KBB estimated seasonally adjusted annual rate at 17.1 million units during April. After a record year of sales in 2016 and seven consecutive year-over-year sales increases, KBB’s forecast for 2017 calls for sales in the range of 16.8 million to 17.3 million units, which represents a 1% to 4% decrease from last year.
(Chevy aims to top spot in brand sales. Click Here for the story.)
Incentive spending is at record levels through April, according to a forecast developed jointly by J.D. Power and LMC Automotive even though year-to-date retail sales increased by a slight 0.3% during the first quarter.
Retail sales in the month of April are anticipated to reach 1,169,700 units, a 1.3% increase compared with April 2016 on a selling day adjusted basis. Year-to-date, retail sales in 2017 are up 0.3% compared to the same period a year ago.
“While industry retail sales pace remains high, it is being powered by elevated levels of incentive spending which pose a serious threat to the long-term health of the industry,” noted Deirdre Borrego, senior vice president of automotive data and analytics at J.D. Power
“The total value of incentives used to sell new vehicles has increased by $1.9 billion through the first four months of the year,” she added.
Total incentive spending in the marketplace stands at $16.4 billion through April, up 13% from last year. On a per unit basis, spending for the average new vehicle through April was $3,814, up $460 from a year ago. On trucks and SUVs, spending was $3,740, up $578, while on cars, spending was $3,938, up $308.
(Click Here for more about rising dealer revenue and employment levels, but flat profits.)
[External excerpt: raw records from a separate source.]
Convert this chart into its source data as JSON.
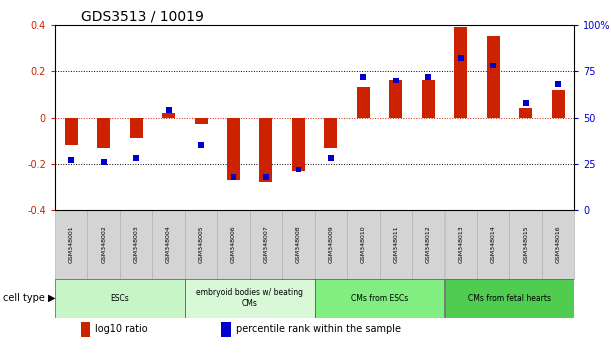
{
  "title": "GDS3513 / 10019",
  "samples": [
    "GSM348001",
    "GSM348002",
    "GSM348003",
    "GSM348004",
    "GSM348005",
    "GSM348006",
    "GSM348007",
    "GSM348008",
    "GSM348009",
    "GSM348010",
    "GSM348011",
    "GSM348012",
    "GSM348013",
    "GSM348014",
    "GSM348015",
    "GSM348016"
  ],
  "log10_ratio": [
    -0.12,
    -0.13,
    -0.09,
    0.02,
    -0.03,
    -0.27,
    -0.28,
    -0.23,
    -0.13,
    0.13,
    0.16,
    0.16,
    0.39,
    0.35,
    0.04,
    0.12
  ],
  "percentile_rank": [
    27,
    26,
    28,
    54,
    35,
    18,
    18,
    22,
    28,
    72,
    70,
    72,
    82,
    78,
    58,
    68
  ],
  "cell_type_groups": [
    {
      "label": "ESCs",
      "start": 0,
      "end": 3,
      "color": "#c8f5c8"
    },
    {
      "label": "embryoid bodies w/ beating\nCMs",
      "start": 4,
      "end": 7,
      "color": "#d8f8d8"
    },
    {
      "label": "CMs from ESCs",
      "start": 8,
      "end": 11,
      "color": "#80ee80"
    },
    {
      "label": "CMs from fetal hearts",
      "start": 12,
      "end": 15,
      "color": "#50cc50"
    }
  ],
  "ylim_left": [
    -0.4,
    0.4
  ],
  "ylim_right": [
    0,
    100
  ],
  "yticks_left": [
    -0.4,
    -0.2,
    0.0,
    0.2,
    0.4
  ],
  "yticks_right": [
    0,
    25,
    50,
    75,
    100
  ],
  "bar_color_red": "#cc2200",
  "bar_color_blue": "#0000cc",
  "zero_line_color": "#cc2200",
  "background_color": "#ffffff",
  "title_fontsize": 10,
  "tick_fontsize": 7,
  "bar_width": 0.4,
  "legend_red_label": "log10 ratio",
  "legend_blue_label": "percentile rank within the sample"
}
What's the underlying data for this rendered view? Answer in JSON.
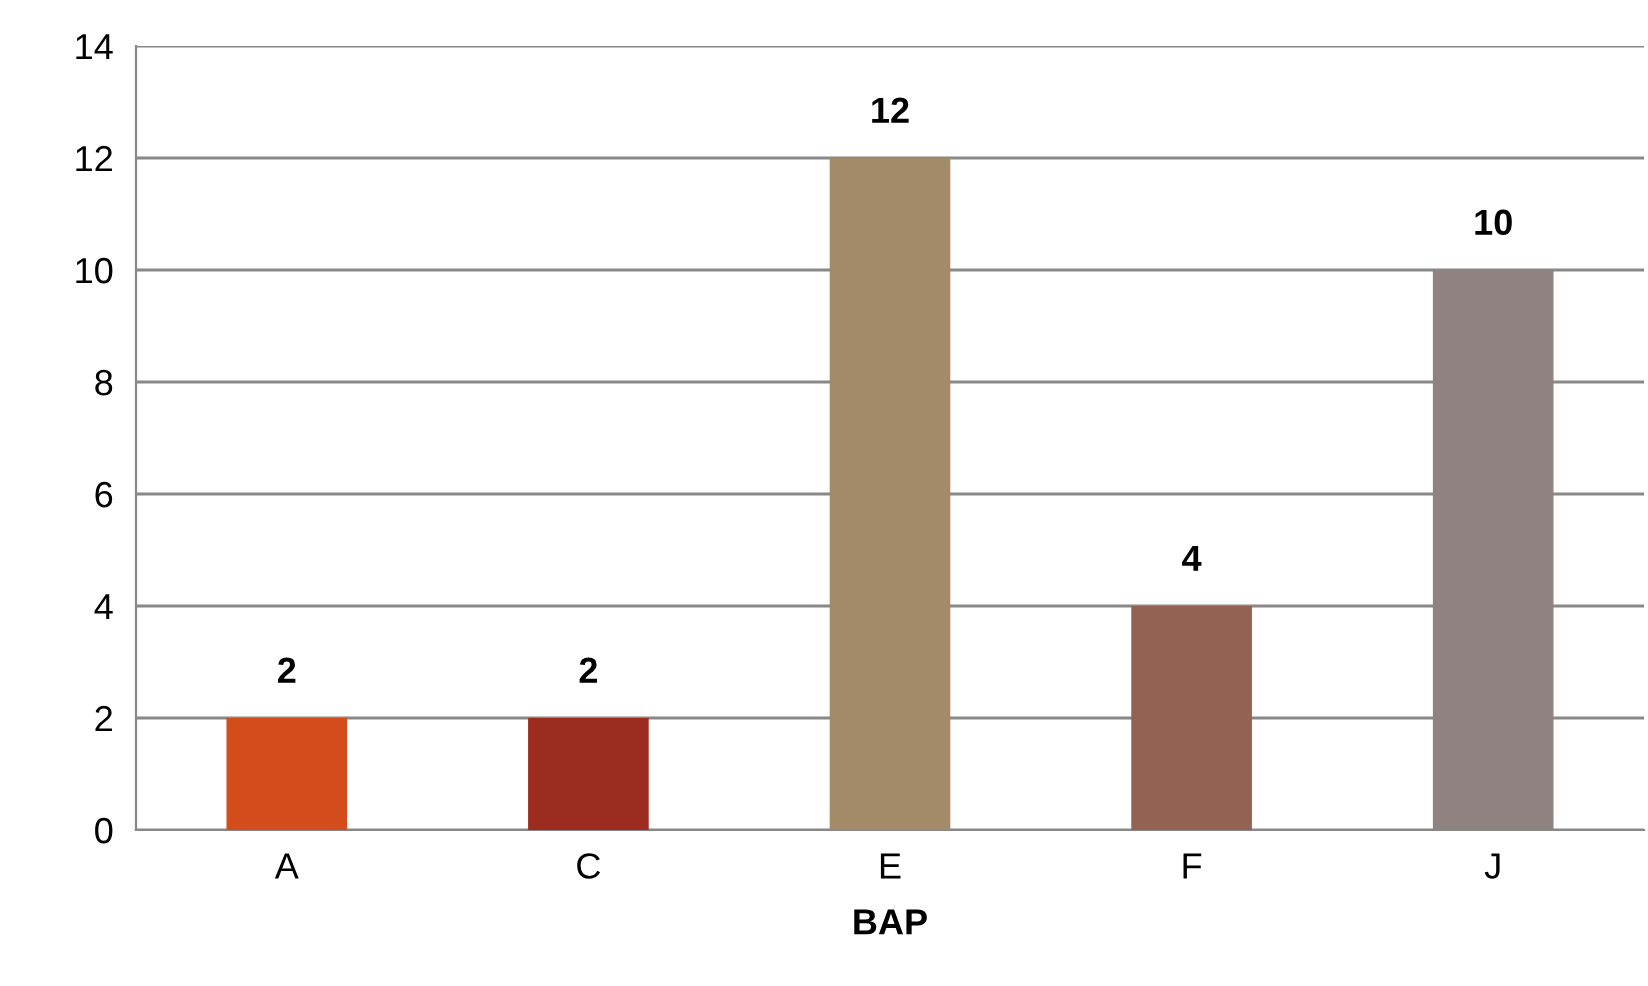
{
  "chart_data": {
    "type": "bar",
    "xlabel": "BAP",
    "categories": [
      "A",
      "C",
      "E",
      "F",
      "J"
    ],
    "values": [
      2,
      2,
      12,
      4,
      10
    ],
    "colors": [
      "#d34c1b",
      "#9c2c20",
      "#a38b69",
      "#946250",
      "#8f8280"
    ],
    "ylim": [
      0,
      14
    ],
    "yticks": [
      0,
      2,
      4,
      6,
      8,
      10,
      12,
      14
    ],
    "grid": "y",
    "data_labels": true
  }
}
In addition, despite record incentive levels, average days to turn continues to rise. Nearly 30% of vehicles sold in 2017 sat on dealer lots for more than 90 days, up from 27% last year.
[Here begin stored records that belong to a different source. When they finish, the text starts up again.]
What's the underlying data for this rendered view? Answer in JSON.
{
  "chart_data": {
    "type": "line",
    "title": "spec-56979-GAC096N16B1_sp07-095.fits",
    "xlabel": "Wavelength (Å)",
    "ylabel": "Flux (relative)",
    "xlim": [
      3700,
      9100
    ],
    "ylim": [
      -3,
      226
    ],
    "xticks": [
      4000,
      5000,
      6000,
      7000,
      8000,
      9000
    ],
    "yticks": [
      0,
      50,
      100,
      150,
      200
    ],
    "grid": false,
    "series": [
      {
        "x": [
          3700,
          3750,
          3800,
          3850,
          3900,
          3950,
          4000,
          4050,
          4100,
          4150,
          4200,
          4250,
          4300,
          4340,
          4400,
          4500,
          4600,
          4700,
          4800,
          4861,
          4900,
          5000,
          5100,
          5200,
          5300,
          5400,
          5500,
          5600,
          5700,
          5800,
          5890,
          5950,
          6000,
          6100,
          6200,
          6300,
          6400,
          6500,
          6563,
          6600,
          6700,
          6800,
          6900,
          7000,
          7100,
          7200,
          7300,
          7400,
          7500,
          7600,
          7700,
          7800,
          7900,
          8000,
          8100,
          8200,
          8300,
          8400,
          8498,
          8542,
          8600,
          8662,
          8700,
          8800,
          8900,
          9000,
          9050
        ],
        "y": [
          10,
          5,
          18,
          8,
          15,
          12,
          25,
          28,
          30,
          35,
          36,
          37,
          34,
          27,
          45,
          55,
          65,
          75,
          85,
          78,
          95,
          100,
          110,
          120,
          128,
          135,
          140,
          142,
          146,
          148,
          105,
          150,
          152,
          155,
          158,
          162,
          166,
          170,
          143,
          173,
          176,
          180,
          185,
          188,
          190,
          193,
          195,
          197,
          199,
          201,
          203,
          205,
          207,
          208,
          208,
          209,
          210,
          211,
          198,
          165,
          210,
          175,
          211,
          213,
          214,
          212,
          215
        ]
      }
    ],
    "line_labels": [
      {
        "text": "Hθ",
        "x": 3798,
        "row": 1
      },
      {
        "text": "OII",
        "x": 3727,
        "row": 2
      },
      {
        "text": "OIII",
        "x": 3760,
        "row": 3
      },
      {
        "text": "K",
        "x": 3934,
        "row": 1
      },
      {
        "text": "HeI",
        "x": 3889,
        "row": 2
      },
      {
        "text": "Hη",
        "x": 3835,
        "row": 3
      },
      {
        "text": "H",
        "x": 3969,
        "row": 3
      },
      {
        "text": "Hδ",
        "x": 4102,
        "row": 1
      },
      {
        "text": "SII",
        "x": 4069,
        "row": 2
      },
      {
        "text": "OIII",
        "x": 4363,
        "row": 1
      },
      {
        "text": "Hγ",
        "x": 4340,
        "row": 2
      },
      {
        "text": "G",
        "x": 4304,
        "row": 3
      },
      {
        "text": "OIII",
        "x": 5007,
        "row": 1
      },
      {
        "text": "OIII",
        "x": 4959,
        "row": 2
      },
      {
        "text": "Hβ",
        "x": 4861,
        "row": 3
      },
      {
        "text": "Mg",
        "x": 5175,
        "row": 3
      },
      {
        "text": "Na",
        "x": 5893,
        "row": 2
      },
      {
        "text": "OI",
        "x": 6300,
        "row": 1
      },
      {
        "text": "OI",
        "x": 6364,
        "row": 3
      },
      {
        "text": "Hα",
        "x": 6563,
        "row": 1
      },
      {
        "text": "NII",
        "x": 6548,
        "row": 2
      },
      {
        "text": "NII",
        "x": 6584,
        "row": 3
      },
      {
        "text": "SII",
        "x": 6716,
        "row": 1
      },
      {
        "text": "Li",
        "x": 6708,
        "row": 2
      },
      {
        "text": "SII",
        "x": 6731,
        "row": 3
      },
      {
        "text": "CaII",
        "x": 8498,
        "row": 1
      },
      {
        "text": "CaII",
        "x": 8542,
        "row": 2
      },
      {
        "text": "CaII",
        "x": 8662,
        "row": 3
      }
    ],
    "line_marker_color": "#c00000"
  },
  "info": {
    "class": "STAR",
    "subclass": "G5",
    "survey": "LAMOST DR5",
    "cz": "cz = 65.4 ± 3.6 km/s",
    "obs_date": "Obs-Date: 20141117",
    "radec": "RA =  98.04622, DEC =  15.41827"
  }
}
The average new-vehicle retail transaction price to date in April is $31,380, a record for the month, surpassing the previous high for the month of $31,228 set in April 2016.
“With flat retail demand and inventory at record levels, manufacturers will continue to face a difficult choice between maintaining elevated incentives or making production cuts,” Borrego said.
Jeff Schuster, senior vice president of forecasting at LMC Automotive, said LMC is revising its forecast for total light-vehicle sales in 2017, with a reduction of 40,000 units to 17.5 million units and is now predicting a decline of 0.1% from 2016. The forecast for retail light-vehicle sales remains at 14.2 million units, an increase of 0.2% from 2016.
“Retail auto sales are performing as expected but non-retail sales have been slightly lower, which is the primary reason for total sales being down 1.4% year-to-date. But this is no time to hit the panic button,” Schuster said.
(What is the U.S. auto market likely to look like this year? Click Here for some educated guessing.)
“Economic and policy factors remain important in setting direction for the auto sector in the near-term, however, given the year-to-date performance, risk assessment is looking at internal factors like used car pricing, lease penetration and the interplay between vehicle inventory and incentives,” he added.